Posted Friday, December 1, 2017 by
Shain Vernier • 2 min read

Leave it to the government to mess up a good thing. Yesterday morning the Trump tax plan looked to be fast-tracked for passage by the Senate. Today, it is a whole new ballgame. In a Thursday night debate, concerns over deficit spending came to the forefront and stalled the bill. Now it is anybody’s guess when the final vote will take place.

Capitol HillAnother case of government playing games with the market.

The U.S. indices have taken the news in stride, with the DJIA and S&P 500 opening down moderately.

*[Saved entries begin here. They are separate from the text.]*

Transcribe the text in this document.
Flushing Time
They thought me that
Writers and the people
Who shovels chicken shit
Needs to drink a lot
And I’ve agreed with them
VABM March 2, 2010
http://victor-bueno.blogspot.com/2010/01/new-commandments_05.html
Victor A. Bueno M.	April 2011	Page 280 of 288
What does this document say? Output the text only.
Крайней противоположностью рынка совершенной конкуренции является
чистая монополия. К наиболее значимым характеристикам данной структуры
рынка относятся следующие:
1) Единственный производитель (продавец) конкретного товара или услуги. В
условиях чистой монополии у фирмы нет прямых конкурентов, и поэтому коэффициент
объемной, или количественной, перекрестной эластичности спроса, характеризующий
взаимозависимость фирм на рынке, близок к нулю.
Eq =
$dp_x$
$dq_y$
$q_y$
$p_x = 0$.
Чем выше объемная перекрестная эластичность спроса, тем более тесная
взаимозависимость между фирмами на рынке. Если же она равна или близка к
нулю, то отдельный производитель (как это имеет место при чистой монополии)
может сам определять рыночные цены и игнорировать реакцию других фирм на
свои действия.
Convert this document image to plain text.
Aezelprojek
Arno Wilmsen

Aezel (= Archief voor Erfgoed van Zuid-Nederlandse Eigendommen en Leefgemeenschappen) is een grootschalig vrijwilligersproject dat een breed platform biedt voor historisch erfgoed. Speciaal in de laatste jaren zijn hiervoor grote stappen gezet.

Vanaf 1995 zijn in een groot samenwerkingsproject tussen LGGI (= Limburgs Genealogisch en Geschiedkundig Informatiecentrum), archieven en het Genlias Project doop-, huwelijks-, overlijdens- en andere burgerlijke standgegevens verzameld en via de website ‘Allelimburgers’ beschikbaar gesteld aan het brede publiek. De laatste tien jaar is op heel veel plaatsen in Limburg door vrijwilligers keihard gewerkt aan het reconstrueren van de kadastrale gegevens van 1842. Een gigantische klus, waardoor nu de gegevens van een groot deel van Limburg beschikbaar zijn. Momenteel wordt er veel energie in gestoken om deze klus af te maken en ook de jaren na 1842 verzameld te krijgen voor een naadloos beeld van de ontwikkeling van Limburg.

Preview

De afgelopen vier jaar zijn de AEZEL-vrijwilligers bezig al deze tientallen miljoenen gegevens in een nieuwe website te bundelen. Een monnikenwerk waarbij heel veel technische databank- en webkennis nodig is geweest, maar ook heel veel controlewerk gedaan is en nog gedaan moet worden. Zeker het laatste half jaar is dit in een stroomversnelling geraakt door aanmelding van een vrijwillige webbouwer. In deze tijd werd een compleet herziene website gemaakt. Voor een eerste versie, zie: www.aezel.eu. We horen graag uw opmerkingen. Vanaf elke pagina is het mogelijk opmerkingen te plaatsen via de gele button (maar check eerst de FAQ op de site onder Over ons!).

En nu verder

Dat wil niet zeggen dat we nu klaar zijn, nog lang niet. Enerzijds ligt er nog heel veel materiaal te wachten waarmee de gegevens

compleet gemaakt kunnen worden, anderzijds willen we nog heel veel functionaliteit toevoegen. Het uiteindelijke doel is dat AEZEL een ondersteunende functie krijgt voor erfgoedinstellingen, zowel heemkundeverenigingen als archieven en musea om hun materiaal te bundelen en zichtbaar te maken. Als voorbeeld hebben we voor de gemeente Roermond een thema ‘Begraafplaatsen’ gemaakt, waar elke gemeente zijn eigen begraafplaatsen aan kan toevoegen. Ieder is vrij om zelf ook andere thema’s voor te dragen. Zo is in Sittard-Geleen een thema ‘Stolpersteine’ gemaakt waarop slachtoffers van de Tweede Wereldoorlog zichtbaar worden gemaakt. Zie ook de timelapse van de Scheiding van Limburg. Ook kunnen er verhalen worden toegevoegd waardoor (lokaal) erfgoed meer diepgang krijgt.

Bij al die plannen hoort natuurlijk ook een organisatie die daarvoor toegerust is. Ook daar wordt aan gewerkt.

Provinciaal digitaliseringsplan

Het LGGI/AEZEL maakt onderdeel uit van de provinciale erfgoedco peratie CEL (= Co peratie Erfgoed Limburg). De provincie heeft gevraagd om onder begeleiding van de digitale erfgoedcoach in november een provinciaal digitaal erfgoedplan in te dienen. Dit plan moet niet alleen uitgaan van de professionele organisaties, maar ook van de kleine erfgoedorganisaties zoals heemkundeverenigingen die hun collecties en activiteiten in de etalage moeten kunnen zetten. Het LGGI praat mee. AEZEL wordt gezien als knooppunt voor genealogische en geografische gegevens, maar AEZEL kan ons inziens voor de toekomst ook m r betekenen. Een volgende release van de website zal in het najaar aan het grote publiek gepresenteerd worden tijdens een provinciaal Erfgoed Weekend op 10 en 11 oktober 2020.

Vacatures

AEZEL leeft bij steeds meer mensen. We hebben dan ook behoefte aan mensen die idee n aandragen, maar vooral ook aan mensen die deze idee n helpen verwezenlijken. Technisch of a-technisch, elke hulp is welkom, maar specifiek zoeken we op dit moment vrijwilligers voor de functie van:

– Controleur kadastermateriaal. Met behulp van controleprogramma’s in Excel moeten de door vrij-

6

As I talked about yesterday, the timing and final result of the Senate’s vote is likely to bring serious heat to the U.S. indices. For now, investors are in a holding pattern awaiting the decision.

 

S&P 500 Technicals

Below is a weekly chart of the S&P 500. There really isn’t a whole lot to see here, but the bull run over the last year is stunning.

S&P 500S&P 500, Weekly Chart

Perhaps the most striking observation the chart gives us is the ratio of green candles to red ones. It is a simple point, but longs have been better than shorts! If one went long on Monday’s open and exited on Friday’s close each week all year long, only 14 out of 48 weeks posted a loss.

The billion dollar question is whether or not a failure of Trump tax reform will send the S&P’s into a correction. It is anyone’s guess, but some sort of pullback is certain to occur.

So, my advice is the same as yesterday. If you are active in the U.S. indices, stay protected! News cycles of this nature are capable of sending markets into anarchy. Be sure to have your stops down and leverage in check!